The lifecycle of your information is managed through distinct resources: data-objects represent S3 assets, data-records allow you to enrich those assets with user-defined metadata, and data-sets offer dynamic grouping to streamline project organization and sharing. Automation and integration are seamless thanks to a feature-rich web interface, a comprehensive REST API, and built-in event notifications via MQTT brokers, all of which empower teams to construct powerful, event-driven workflows.
Together, these technical capabilities make Nuvla a go-to solution for data-driven teams navigating the complexities of edge, cloud, and hybrid environments.
Within the EXTRACT project, Nuvla and NuvlaEdge serve as pivotal components for managing and cataloguing new data, while also providing automated notifications. Each dataset generated is systematically recorded in the Nuvla data catalogue as both a data-object and a data-record. The EXTRACT infrastructure subsequently requests an S3 storage link via this data-object. Upon confirmation of registered S3 credentials, the Nuvla data catalogue issues a storage link, enabling the EXTRACT infrastructure to store the data accordingly. Users receive immediate notifications of new S3 object creation through a dedicated MQTT channel.
This robust data catalogue capability is engineered to accommodate large-scale datasets characterized by real-time demands and high volumes, ensuring efficient data registration and event handling.

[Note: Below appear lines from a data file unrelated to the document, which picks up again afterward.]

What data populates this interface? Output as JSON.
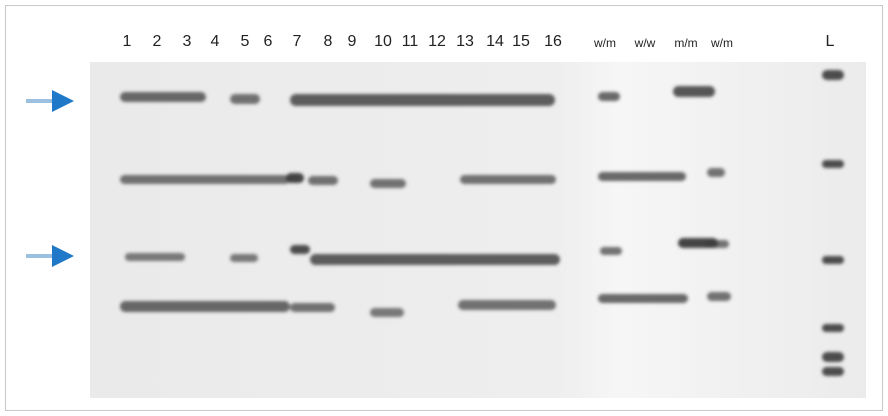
{
  "lane_labels": [
    "1",
    "2",
    "3",
    "4",
    "5",
    "6",
    "7",
    "8",
    "9",
    "10",
    "11",
    "12",
    "13",
    "14",
    "15",
    "16",
    "w/m",
    "w/w",
    "m/m",
    "w/m",
    "L"
  ],
  "arrow_color": "#1f78c8",
  "gel_colors": {
    "background": "#ececec",
    "band": "#3a3a3a"
  }
}
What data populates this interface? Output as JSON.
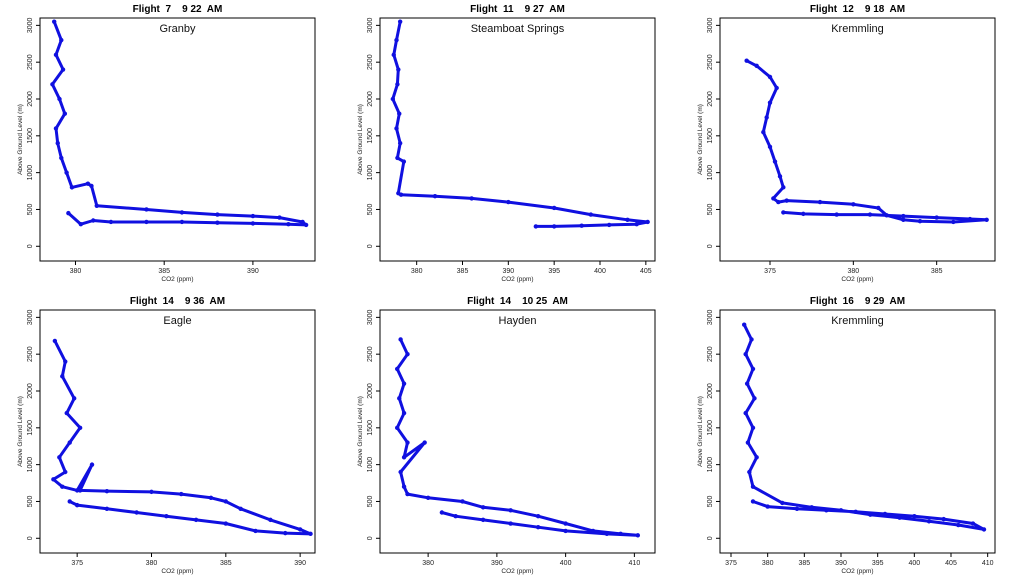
{
  "accent_color": "#1010e0",
  "chart_data": [
    {
      "type": "line",
      "title": "Flight  7    9 22  AM",
      "subtitle": "Granby",
      "xlabel": "CO2 (ppm)",
      "ylabel": "Above Ground Level (m)",
      "xlim": [
        378,
        393.5
      ],
      "ylim": [
        -200,
        3100
      ],
      "xticks": [
        380,
        385,
        390
      ],
      "yticks": [
        0,
        500,
        1000,
        1500,
        2000,
        2500,
        3000
      ],
      "series": [
        {
          "x": [
            378.8,
            379.2,
            378.9,
            379.3,
            378.7,
            379.1,
            379.4,
            378.9,
            379.0,
            379.2,
            379.5,
            379.8,
            380.7,
            380.9,
            381.2,
            384.0,
            386.0,
            388.0,
            390.0,
            391.5,
            392.8,
            393.0,
            392.0,
            390.0,
            388.0,
            386.0,
            384.0,
            382.0,
            381.0,
            380.3,
            379.6
          ],
          "y": [
            3050,
            2800,
            2600,
            2400,
            2200,
            2000,
            1800,
            1600,
            1400,
            1200,
            1000,
            800,
            850,
            820,
            550,
            500,
            460,
            430,
            410,
            390,
            330,
            290,
            300,
            310,
            320,
            330,
            330,
            330,
            350,
            300,
            450
          ]
        }
      ]
    },
    {
      "type": "line",
      "title": "Flight  11    9 27  AM",
      "subtitle": "Steamboat Springs",
      "xlabel": "CO2 (ppm)",
      "ylabel": "Above Ground Level (m)",
      "xlim": [
        376,
        406
      ],
      "ylim": [
        -200,
        3100
      ],
      "xticks": [
        380,
        385,
        390,
        395,
        400,
        405
      ],
      "yticks": [
        0,
        500,
        1000,
        1500,
        2000,
        2500,
        3000
      ],
      "series": [
        {
          "x": [
            378.2,
            377.8,
            377.5,
            378.0,
            377.9,
            377.4,
            378.1,
            377.8,
            378.2,
            377.9,
            378.6,
            378.0,
            378.3,
            382.0,
            386.0,
            390.0,
            395.0,
            399.0,
            403.0,
            405.2,
            404.0,
            401.0,
            398.0,
            395.0,
            393.0
          ],
          "y": [
            3050,
            2800,
            2600,
            2400,
            2200,
            2000,
            1800,
            1600,
            1400,
            1200,
            1150,
            720,
            700,
            680,
            650,
            600,
            520,
            430,
            360,
            330,
            300,
            290,
            280,
            270,
            270
          ]
        }
      ]
    },
    {
      "type": "line",
      "title": "Flight  12    9 18  AM",
      "subtitle": "Kremmling",
      "xlabel": "CO2 (ppm)",
      "ylabel": "Above Ground Level (m)",
      "xlim": [
        372,
        388.5
      ],
      "ylim": [
        -200,
        3100
      ],
      "xticks": [
        375,
        380,
        385
      ],
      "yticks": [
        0,
        500,
        1000,
        1500,
        2000,
        2500,
        3000
      ],
      "series": [
        {
          "x": [
            373.6,
            374.2,
            375.0,
            375.4,
            375.0,
            374.8,
            374.6,
            375.0,
            375.3,
            375.6,
            375.8,
            375.2,
            375.5,
            376.0,
            378.0,
            380.0,
            381.5,
            382.0,
            383.0,
            384.0,
            386.0,
            388.0,
            387.0,
            385.0,
            383.0,
            381.0,
            379.0,
            377.0,
            375.8
          ],
          "y": [
            2520,
            2450,
            2300,
            2150,
            1950,
            1750,
            1550,
            1350,
            1150,
            950,
            800,
            650,
            600,
            620,
            600,
            570,
            520,
            420,
            360,
            340,
            330,
            360,
            370,
            390,
            410,
            430,
            430,
            440,
            460
          ]
        }
      ]
    },
    {
      "type": "line",
      "title": "Flight  14    9 36  AM",
      "subtitle": "Eagle",
      "xlabel": "CO2 (ppm)",
      "ylabel": "Above Ground Level (m)",
      "xlim": [
        372.5,
        391
      ],
      "ylim": [
        -200,
        3100
      ],
      "xticks": [
        375,
        380,
        385,
        390
      ],
      "yticks": [
        0,
        500,
        1000,
        1500,
        2000,
        2500,
        3000
      ],
      "series": [
        {
          "x": [
            373.5,
            374.2,
            374.0,
            374.8,
            374.3,
            375.2,
            374.5,
            373.8,
            374.2,
            373.4,
            374.0,
            375.0,
            376.0,
            375.2,
            377.0,
            380.0,
            382.0,
            384.0,
            385.0,
            386.0,
            388.0,
            390.0,
            390.7,
            389.0,
            387.0,
            385.0,
            383.0,
            381.0,
            379.0,
            377.0,
            375.0,
            374.5
          ],
          "y": [
            2680,
            2400,
            2200,
            1900,
            1700,
            1500,
            1300,
            1100,
            900,
            800,
            700,
            650,
            1000,
            650,
            640,
            630,
            600,
            550,
            500,
            400,
            250,
            120,
            60,
            70,
            100,
            200,
            250,
            300,
            350,
            400,
            450,
            500
          ]
        }
      ]
    },
    {
      "type": "line",
      "title": "Flight  14    10 25  AM",
      "subtitle": "Hayden",
      "xlabel": "CO2 (ppm)",
      "ylabel": "Above Ground Level (m)",
      "xlim": [
        373,
        413
      ],
      "ylim": [
        -200,
        3100
      ],
      "xticks": [
        380,
        390,
        400,
        410
      ],
      "yticks": [
        0,
        500,
        1000,
        1500,
        2000,
        2500,
        3000
      ],
      "series": [
        {
          "x": [
            376.0,
            377.0,
            375.5,
            376.5,
            375.8,
            376.5,
            375.5,
            377.0,
            376.5,
            379.5,
            376.0,
            376.5,
            377.0,
            380.0,
            385.0,
            388.0,
            392.0,
            396.0,
            400.0,
            404.0,
            408.0,
            410.5,
            406.0,
            400.0,
            396.0,
            392.0,
            388.0,
            384.0,
            382.0
          ],
          "y": [
            2700,
            2500,
            2300,
            2100,
            1900,
            1700,
            1500,
            1300,
            1100,
            1300,
            900,
            700,
            600,
            550,
            500,
            420,
            380,
            300,
            200,
            100,
            60,
            40,
            60,
            100,
            150,
            200,
            250,
            300,
            350
          ]
        }
      ]
    },
    {
      "type": "line",
      "title": "Flight  16    9 29  AM",
      "subtitle": "Kremmling",
      "xlabel": "CO2 (ppm)",
      "ylabel": "Above Ground Level (m)",
      "xlim": [
        373.5,
        411
      ],
      "ylim": [
        -200,
        3100
      ],
      "xticks": [
        375,
        380,
        385,
        390,
        395,
        400,
        405,
        410
      ],
      "yticks": [
        0,
        500,
        1000,
        1500,
        2000,
        2500,
        3000
      ],
      "series": [
        {
          "x": [
            376.8,
            377.8,
            377.0,
            378.0,
            377.2,
            378.2,
            377.0,
            378.0,
            377.3,
            378.5,
            377.5,
            378.0,
            382.0,
            386.0,
            390.0,
            394.0,
            398.0,
            402.0,
            406.0,
            409.5,
            408.0,
            404.0,
            400.0,
            396.0,
            392.0,
            388.0,
            384.0,
            380.0,
            378.0
          ],
          "y": [
            2900,
            2700,
            2500,
            2300,
            2100,
            1900,
            1700,
            1500,
            1300,
            1100,
            900,
            700,
            480,
            420,
            380,
            320,
            280,
            230,
            180,
            120,
            200,
            260,
            300,
            330,
            360,
            380,
            400,
            430,
            500
          ]
        }
      ]
    }
  ]
}
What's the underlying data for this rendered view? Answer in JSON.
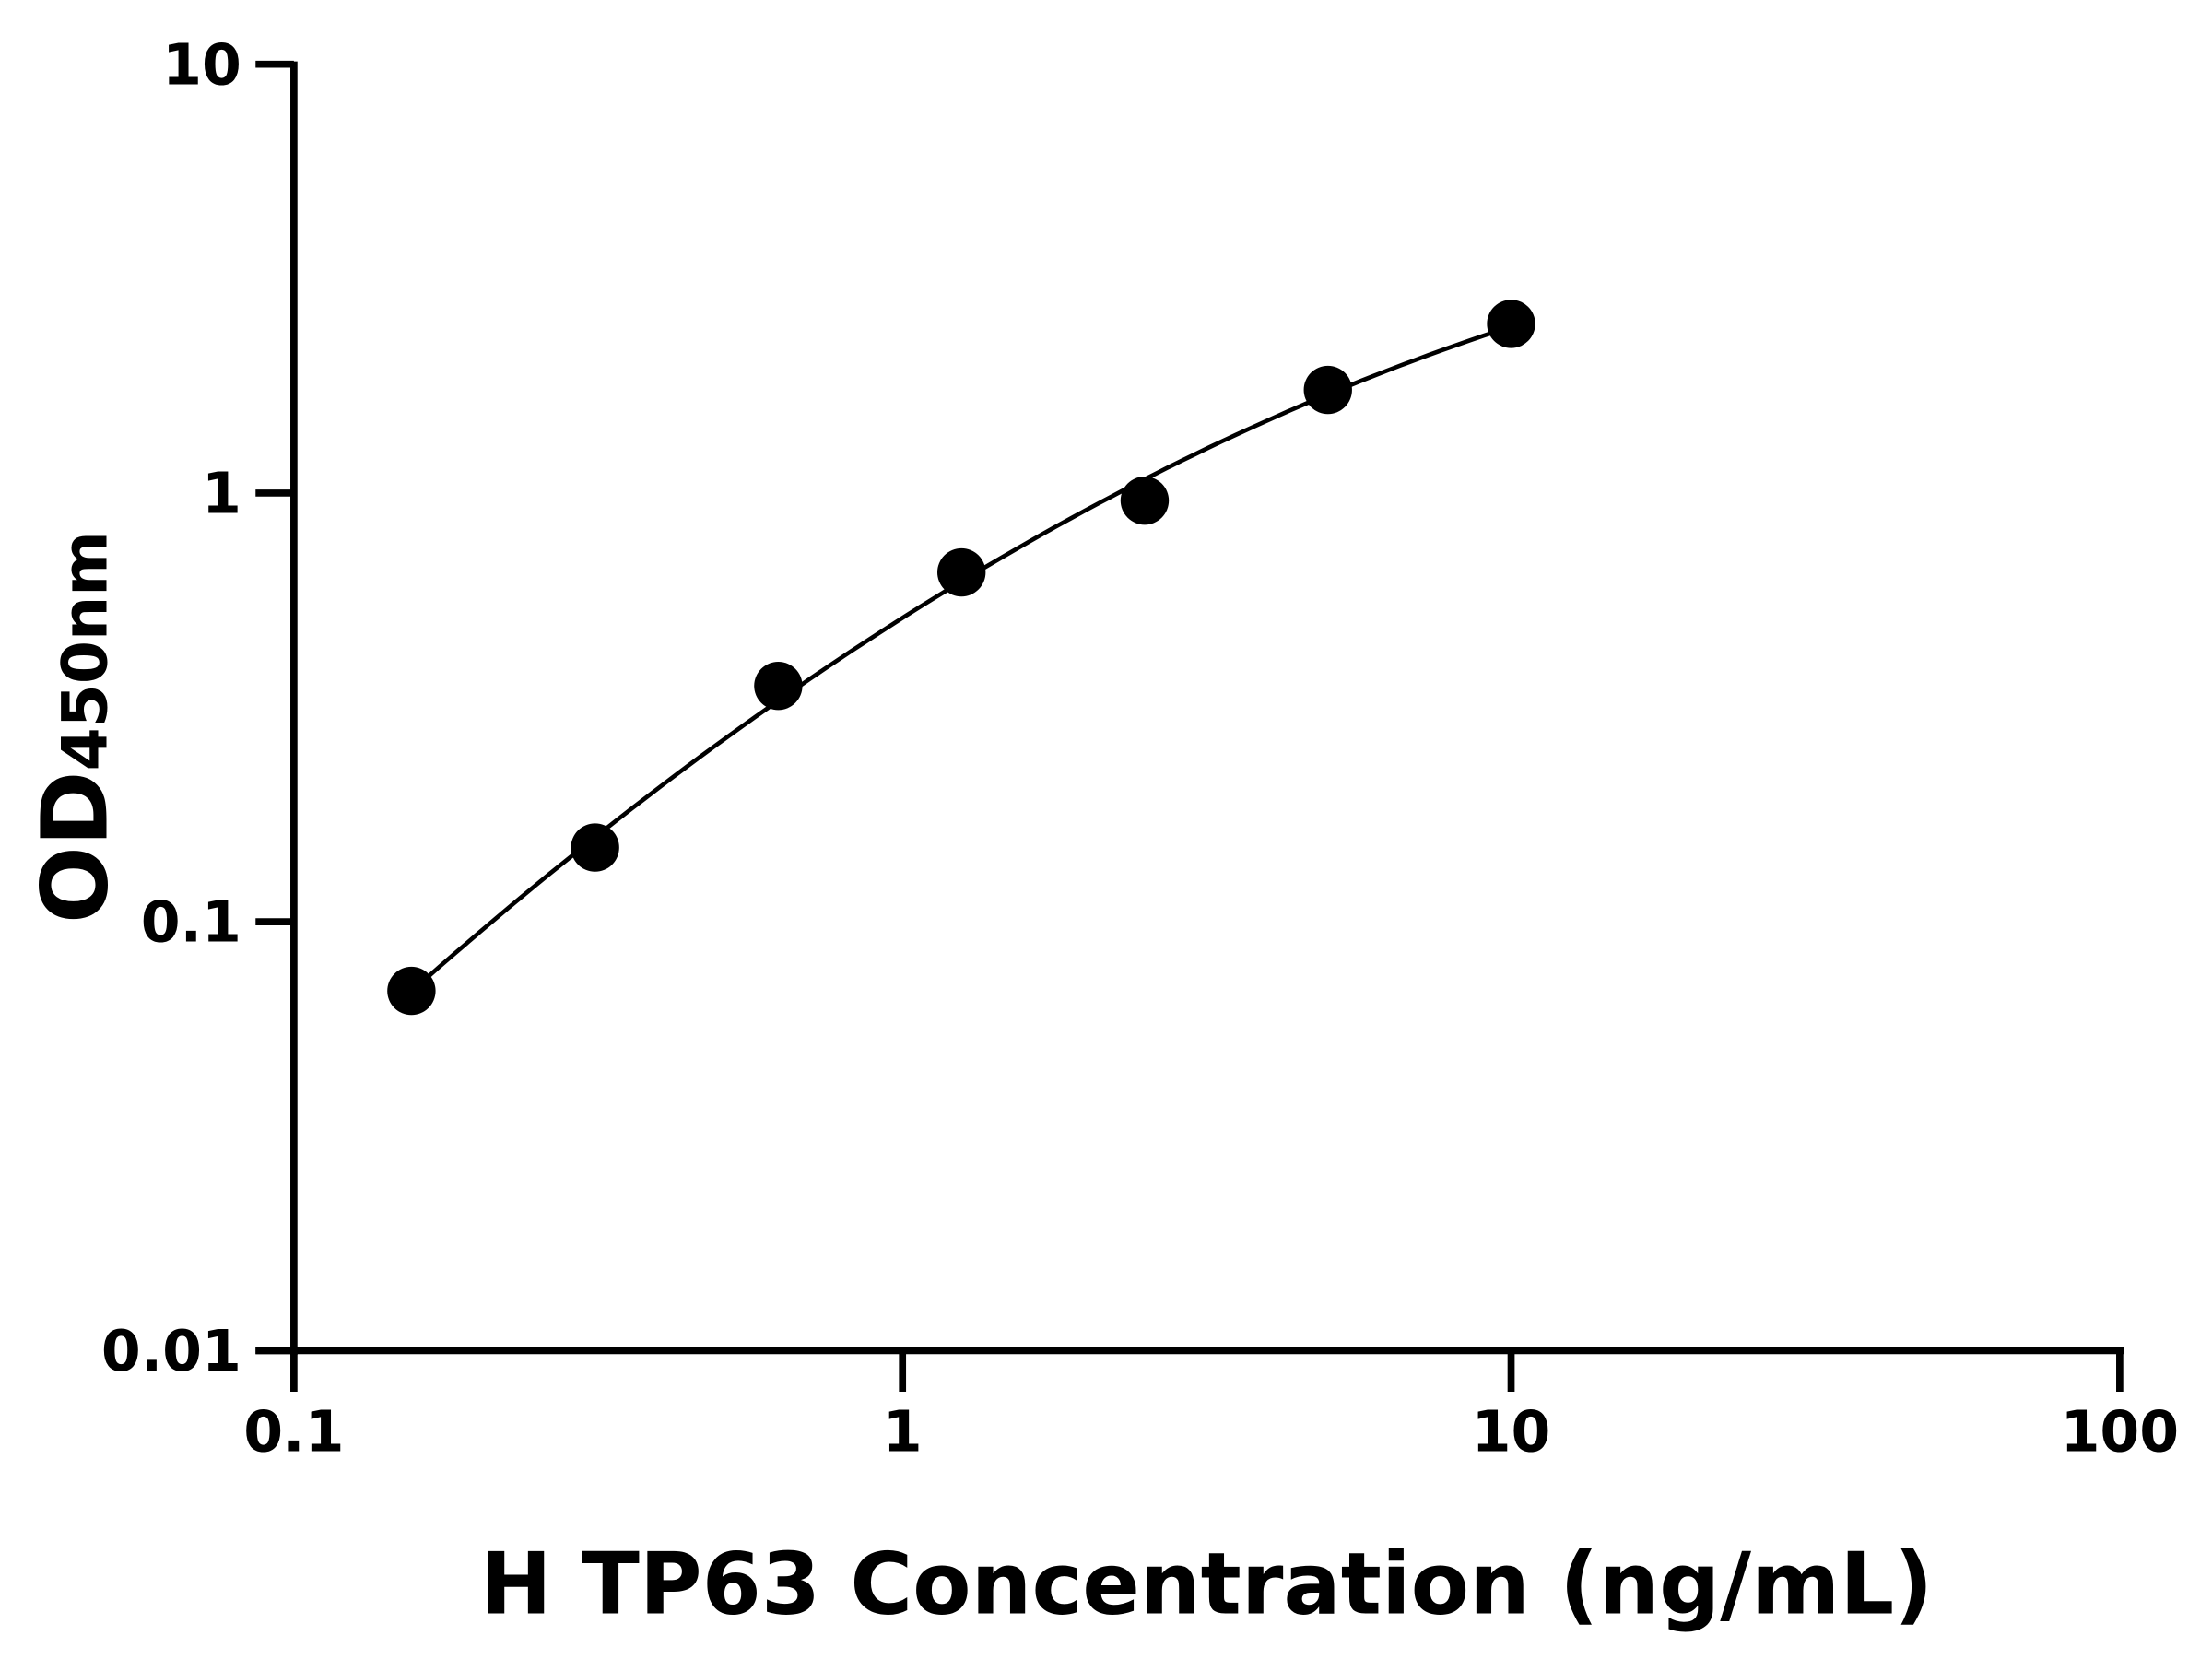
{
  "chart_data": {
    "type": "scatter",
    "title": "",
    "xlabel": "H TP63 Concentration (ng/mL)",
    "ylabel": {
      "main": "OD",
      "subscript": "450nm"
    },
    "xscale": "log",
    "yscale": "log",
    "xlim": [
      0.1,
      100
    ],
    "ylim": [
      0.01,
      10
    ],
    "xticks": [
      "0.1",
      "1",
      "10",
      "100"
    ],
    "yticks": [
      "0.01",
      "0.1",
      "1",
      "10"
    ],
    "grid": false,
    "fit_curve": true,
    "color": "#000000",
    "series": [
      {
        "x": [
          0.156,
          0.3125,
          0.625,
          1.25,
          2.5,
          5,
          10
        ],
        "y": [
          0.069,
          0.149,
          0.355,
          0.653,
          0.96,
          1.74,
          2.48
        ]
      }
    ]
  }
}
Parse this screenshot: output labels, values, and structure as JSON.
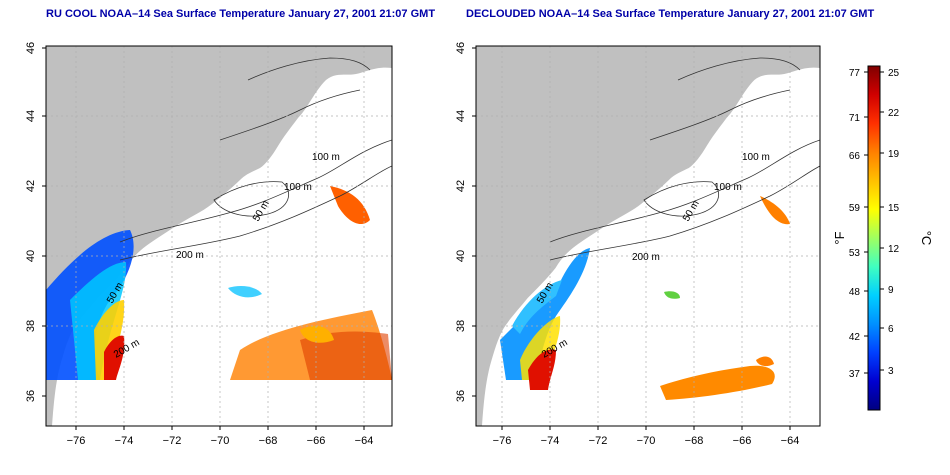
{
  "panels": [
    {
      "title": "RU COOL NOAA–14 Sea Surface Temperature January 27, 2001 21:07 GMT",
      "contour_labels": [
        "100 m",
        "100 m",
        "50 m",
        "200 m",
        "50 m",
        "200 m"
      ]
    },
    {
      "title": "DECLOUDED NOAA–14 Sea Surface Temperature January 27, 2001 21:07 GMT",
      "contour_labels": [
        "100 m",
        "100 m",
        "50 m",
        "200 m",
        "50 m",
        "200 m"
      ]
    }
  ],
  "axes": {
    "lat_ticks": [
      "46",
      "44",
      "42",
      "40",
      "38",
      "36"
    ],
    "lon_ticks": [
      "−76",
      "−74",
      "−72",
      "−70",
      "−68",
      "−66",
      "−64"
    ]
  },
  "colorbar": {
    "fahrenheit_label": "°F",
    "celsius_label": "°C",
    "fahrenheit_ticks": [
      "77",
      "71",
      "66",
      "59",
      "53",
      "48",
      "42",
      "37"
    ],
    "celsius_ticks": [
      "25",
      "22",
      "19",
      "15",
      "12",
      "9",
      "6",
      "3"
    ],
    "colors": [
      "#000080",
      "#0000d0",
      "#0040ff",
      "#0090ff",
      "#00d0ff",
      "#40ffc0",
      "#a0ff60",
      "#ffff00",
      "#ffc000",
      "#ff8000",
      "#ff3000",
      "#d00000",
      "#800000"
    ]
  },
  "colors": {
    "land": "#c0c0c0",
    "title": "#0000a8",
    "grid": "#b0b0b0"
  }
}
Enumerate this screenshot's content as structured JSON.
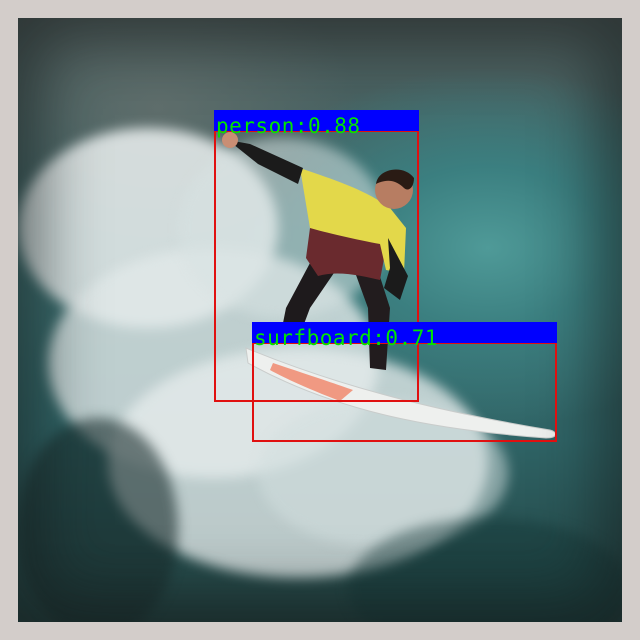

It is particulary relevant in the TASKA use case (Transient Astrophysics) which deals with massive, high-velocity data streams from radio telescopes like NenuFAR during solar activity bursts. These streams produce large volumes of interferometric data that need to be processed quickly for scientific analysis. Furthermore, it fits well in the data architecture of the PER use case thanks to the MQTT broker integration, allowing new datasets to quickly feed the multi-agent reinforcement learing models which optimize evacuation routes.
Nuvla’ data catalogue indexes, tracks historical data, and enables seamless automation in response to data events. These features collectively accelerate data ingestion and foster improved interoperability, benefiting both research and industrial teams that rely on streamlined and reliable workflows.